The Notes are being offered and sold only to persons reasonably believed to be qualified institutional buyers pursuant to Rule 144A under the Securities Act of 1933, as amended (the “Securities Act”). The offer and sale of the Notes and the ordinary shares of Arrival issuable upon conversion of the Notes, if any, have not been and will not be registered under the Securities Act or any state securities laws, and unless so registered, the Notes and such ordinary shares, if any, may not be offered or sold in the United States except pursuant to an applicable exemption from such registration requirements.
This press release shall not constitute an offer to sell or a solicitation of an offer to purchase, nor shall there be any offer or sale of the Notes or any ordinary shares of Arrival issuable upon conversion of the Notes in any state or jurisdiction in which such an offer, solicitation, or sale would be unlawful prior to the registration or qualification thereof under the securities laws of any such state or jurisdiction.
This press release contains information about the pending Notes Offering, and there can be no assurance that the Notes Offering will be completed.
Arrival was founded in 2015 with a mission to make air clean by replacing all vehicles with affordable electric solutions - produced by local Microfactories. Six years and over 2,000 people later, we are driving the transition to electric vehicles globally by creating products that are zero-emission, more desirable, more sustainable and more equitable than ever before. Our in-house technologies enable our radical new method of design and production using rapidly-scalable, local Microfactories around the world. This method facilitates cities and governments in achieving their sustainability goals whilst also supercharging their communities. We are a technology company, a product company, a supply chain company, an automotive company, a mobility company, a fintech company and a service company - all rolled into one with a shared goal of true sustainability. This vertically integrated business model is how we can have the radical impact our world needs today. Arrival (NASDAQ: ARVL) is a joint stock company governed by Luxembourg law.

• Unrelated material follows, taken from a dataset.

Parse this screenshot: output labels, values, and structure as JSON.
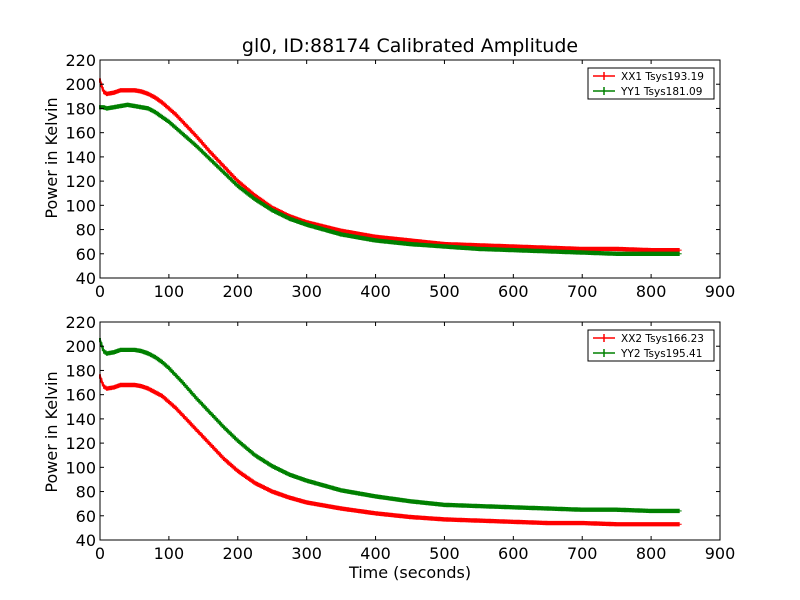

This press release contains certain forward-looking statements within the meaning of the federal securities laws. These forward-looking statements generally are identified by the words “believe,” “project,” “expect,” “anticipate,” “estimate,” “intend,” “strategy,” “future,” “opportunity,” “plan,” “may,” “should,” “will,” “would,” “will be,” “will continue,” “will likely result,” and similar expressions. Such statements are made pursuant to the safe harbor provisions of the Private Securities Litigation Reform Act of 1995 and are based on management’s belief or interpretation of information currently available. Forward-looking statements are predictions, projections and other statements about future events that are based on current expectations and assumptions and, as a result, are subject to risks and uncertainties. Many factors could cause actual future events to differ materially from the forward-looking statements in this document, including, market risks and uncertainties and the satisfaction of customary closing conditions for an offering of securities, as well as other risks and uncertainties described in the “Risk Factors” section of Arrival’s annual report on Form 20-F filed with the SEC on April 30, 2021 and other documents filed by Arrival with the SEC from time to time. Readers are cautioned not to put undue reliance on forward-looking statements, and Arrival assumes no obligation and does not intend to update or revise these forward-looking statements, whether as a result of new information, future events, or otherwise. Arrival does not give any assurance that Arrival will achieve its expectations.